Falling meteorite lights up skies over northern Italy
The Local · 18 Feb 2016, 14:55
Published: 18 Feb 2016 14:55 GMT+01:00
The fireball left a trail of vapour hanging in the sky for minutes.
Not long after the unusual event, pictures of bright flashes, vapour trails and eyewitness reports started to emerge on social media, with users suggesting they had witnessed a meteorite falling to earth.
The unidentified flying object lit up skies over northern Italy, travelling west to east from Genoa to Venice at around 6.19pm.
Sightings of the object were also reported from as far away as southern France and Switzerland.
La Repubblica reported a spike in phone calls made to Italy's fire brigade to report the phenomenon.
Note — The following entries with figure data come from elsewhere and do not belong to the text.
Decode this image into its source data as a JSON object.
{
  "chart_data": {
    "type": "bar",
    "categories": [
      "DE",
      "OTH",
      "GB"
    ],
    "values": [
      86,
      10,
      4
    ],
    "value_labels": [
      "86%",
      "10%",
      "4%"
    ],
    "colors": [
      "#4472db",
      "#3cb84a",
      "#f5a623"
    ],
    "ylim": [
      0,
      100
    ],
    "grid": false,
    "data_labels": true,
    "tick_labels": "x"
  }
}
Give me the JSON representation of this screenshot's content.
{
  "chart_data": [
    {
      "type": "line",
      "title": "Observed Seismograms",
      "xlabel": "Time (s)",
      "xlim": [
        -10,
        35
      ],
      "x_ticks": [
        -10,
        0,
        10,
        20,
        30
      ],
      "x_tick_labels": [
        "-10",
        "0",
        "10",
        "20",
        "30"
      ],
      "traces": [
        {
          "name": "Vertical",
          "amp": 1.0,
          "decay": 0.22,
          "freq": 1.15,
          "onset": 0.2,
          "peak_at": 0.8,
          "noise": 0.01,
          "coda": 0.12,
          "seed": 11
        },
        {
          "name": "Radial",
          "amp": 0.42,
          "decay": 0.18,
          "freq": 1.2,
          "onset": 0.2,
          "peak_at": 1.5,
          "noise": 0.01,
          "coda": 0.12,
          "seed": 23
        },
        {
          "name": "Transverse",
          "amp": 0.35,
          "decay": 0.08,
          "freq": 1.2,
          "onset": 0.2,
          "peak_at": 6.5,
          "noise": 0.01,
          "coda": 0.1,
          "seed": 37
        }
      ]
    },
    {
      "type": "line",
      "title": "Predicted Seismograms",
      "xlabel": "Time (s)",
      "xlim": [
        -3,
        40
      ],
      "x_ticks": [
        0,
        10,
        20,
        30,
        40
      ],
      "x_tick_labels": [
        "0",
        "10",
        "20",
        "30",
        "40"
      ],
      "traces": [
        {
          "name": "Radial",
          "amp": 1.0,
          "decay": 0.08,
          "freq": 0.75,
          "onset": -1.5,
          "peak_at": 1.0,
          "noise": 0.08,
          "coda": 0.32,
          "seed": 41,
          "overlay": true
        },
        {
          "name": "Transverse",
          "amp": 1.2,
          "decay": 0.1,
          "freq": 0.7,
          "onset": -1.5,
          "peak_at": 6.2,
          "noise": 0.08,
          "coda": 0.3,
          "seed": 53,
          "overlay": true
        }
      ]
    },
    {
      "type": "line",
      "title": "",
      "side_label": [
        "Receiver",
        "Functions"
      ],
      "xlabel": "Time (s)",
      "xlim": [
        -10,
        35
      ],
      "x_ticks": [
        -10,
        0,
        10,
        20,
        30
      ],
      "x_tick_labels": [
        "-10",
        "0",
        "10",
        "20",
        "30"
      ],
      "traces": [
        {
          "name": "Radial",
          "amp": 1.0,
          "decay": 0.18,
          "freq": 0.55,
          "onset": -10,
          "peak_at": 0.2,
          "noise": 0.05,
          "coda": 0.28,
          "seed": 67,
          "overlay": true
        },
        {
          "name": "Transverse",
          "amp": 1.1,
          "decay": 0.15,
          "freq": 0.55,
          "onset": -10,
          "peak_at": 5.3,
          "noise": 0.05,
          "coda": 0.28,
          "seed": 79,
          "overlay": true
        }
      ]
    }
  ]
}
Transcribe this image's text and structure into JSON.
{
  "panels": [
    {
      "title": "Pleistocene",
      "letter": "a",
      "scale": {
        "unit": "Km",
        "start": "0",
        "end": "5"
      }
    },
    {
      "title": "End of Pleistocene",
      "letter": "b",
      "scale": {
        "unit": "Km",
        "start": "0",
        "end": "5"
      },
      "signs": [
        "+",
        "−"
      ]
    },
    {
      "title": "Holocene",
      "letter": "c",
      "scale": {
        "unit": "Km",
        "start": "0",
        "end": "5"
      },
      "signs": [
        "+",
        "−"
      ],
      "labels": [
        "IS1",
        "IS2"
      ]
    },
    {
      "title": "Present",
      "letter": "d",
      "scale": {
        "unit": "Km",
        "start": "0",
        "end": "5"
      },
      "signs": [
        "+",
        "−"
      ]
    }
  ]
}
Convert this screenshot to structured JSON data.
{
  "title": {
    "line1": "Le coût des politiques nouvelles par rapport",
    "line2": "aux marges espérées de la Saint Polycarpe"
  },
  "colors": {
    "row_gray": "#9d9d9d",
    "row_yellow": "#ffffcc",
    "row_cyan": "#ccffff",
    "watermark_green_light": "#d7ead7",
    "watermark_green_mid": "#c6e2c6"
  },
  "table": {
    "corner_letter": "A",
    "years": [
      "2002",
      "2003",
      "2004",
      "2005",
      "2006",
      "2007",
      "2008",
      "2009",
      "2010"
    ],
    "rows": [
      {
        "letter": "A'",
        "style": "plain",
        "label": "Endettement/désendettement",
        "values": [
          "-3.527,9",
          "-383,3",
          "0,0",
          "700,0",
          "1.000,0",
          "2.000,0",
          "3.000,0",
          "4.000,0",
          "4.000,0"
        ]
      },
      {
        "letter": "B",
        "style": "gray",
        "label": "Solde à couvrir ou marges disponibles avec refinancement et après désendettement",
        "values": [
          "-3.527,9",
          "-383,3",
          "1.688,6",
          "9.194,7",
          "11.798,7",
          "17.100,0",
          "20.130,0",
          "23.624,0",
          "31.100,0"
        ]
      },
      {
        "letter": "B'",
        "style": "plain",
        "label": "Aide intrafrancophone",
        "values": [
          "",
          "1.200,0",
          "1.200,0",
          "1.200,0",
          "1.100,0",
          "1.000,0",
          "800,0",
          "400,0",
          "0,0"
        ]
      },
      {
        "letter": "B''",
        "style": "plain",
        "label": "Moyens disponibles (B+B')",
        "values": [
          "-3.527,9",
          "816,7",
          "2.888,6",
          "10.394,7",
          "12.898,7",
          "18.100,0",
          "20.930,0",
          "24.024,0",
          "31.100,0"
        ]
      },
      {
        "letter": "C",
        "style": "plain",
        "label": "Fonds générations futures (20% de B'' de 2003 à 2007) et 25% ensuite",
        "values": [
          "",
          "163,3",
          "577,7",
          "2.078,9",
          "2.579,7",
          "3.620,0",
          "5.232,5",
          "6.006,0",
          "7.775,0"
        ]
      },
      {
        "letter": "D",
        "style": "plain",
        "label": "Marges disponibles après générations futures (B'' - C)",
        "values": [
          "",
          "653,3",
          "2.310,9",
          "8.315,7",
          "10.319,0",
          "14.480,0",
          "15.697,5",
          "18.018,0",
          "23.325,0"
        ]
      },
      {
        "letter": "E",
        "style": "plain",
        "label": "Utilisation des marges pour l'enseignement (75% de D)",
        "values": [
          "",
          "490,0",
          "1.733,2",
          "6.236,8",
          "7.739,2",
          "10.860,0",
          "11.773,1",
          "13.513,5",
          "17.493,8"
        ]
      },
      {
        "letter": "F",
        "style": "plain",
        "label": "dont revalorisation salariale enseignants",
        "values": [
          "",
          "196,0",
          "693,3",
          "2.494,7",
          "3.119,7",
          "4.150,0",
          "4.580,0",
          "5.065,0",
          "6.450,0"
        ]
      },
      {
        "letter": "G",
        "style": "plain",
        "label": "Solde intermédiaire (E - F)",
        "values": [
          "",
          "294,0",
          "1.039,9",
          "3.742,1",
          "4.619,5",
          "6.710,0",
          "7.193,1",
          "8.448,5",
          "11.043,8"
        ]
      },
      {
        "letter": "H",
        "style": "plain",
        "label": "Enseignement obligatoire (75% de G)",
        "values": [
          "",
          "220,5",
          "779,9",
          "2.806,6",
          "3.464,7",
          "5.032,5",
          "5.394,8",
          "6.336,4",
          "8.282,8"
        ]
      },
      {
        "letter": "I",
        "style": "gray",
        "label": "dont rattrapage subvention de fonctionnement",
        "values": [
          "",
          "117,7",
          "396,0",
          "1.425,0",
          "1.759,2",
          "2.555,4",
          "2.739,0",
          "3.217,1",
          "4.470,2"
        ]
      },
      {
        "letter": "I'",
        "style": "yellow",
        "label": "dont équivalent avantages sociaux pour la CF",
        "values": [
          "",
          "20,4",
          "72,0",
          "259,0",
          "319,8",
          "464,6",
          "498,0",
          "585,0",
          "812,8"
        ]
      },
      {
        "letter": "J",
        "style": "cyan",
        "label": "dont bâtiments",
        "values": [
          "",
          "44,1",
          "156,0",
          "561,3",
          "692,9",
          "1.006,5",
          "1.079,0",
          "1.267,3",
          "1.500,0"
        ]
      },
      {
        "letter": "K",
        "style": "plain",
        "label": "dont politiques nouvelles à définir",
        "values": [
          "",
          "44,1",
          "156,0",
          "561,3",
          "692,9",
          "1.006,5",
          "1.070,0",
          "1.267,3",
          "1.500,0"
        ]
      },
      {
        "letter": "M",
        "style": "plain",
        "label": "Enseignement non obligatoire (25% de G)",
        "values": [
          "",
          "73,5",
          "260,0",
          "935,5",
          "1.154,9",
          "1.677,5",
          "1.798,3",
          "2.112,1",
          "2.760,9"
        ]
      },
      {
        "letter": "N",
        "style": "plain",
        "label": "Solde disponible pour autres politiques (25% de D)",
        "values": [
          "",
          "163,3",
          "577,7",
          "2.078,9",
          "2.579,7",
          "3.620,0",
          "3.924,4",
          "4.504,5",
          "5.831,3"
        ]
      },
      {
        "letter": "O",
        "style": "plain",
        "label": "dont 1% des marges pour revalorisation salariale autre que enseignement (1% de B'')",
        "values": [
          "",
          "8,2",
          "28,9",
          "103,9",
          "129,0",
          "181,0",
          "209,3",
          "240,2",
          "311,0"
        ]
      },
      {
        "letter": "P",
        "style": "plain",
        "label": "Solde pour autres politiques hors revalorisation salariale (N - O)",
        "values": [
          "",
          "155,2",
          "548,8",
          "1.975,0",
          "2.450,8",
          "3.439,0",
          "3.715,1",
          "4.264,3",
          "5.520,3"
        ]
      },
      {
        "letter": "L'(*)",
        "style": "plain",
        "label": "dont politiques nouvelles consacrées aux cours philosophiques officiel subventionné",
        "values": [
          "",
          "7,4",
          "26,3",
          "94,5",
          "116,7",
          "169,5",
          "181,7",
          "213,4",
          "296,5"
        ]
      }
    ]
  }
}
A photo of the vapour trail, captured on a road outside Genoa, was uploaded to the Italian citizen journalism website, YouReporter.
The trail over liguria. Photo: YouReporter
“The object crossed the sky for about four seconds – I've never seen anything like it," the user, called Masdives, wrote. "This is a picture of the contrail I took, which was in the sky for about a minute.”
Moments later a similar object was seen hurtling over the skies of Venice almost 400 kilometers further east.
Angelo 1960 uploaded a photo snapped above town of Jesolo, showing a bright flaming object streaking through the sky.
“I saw it coming down rapidly, followed by a trail of smoke and fire," he wrote.
The meteorite snapped over Venice. Photo: YouReporter
Sightings of the object were not limited to Italy, with reports also emerging from as far away as southern France and Switzerland.
Twitter user Romain Magellan uploaded a pic of the object snapped above the ski resort of Valmorel in France.
Reports of Thursday's UFO are consistent with descriptions of a bolide – a small piece of rock or ice from outer space that burn up as they race through the earths atmosphere before hitting the ground.
Bolides are extremely bright objects – often with apparent magnitudes much brighter than the full moon.
According to American space agency Nasa, some 100 tons of dust, gravel, rock and ice enter the earth's atmosphere every day.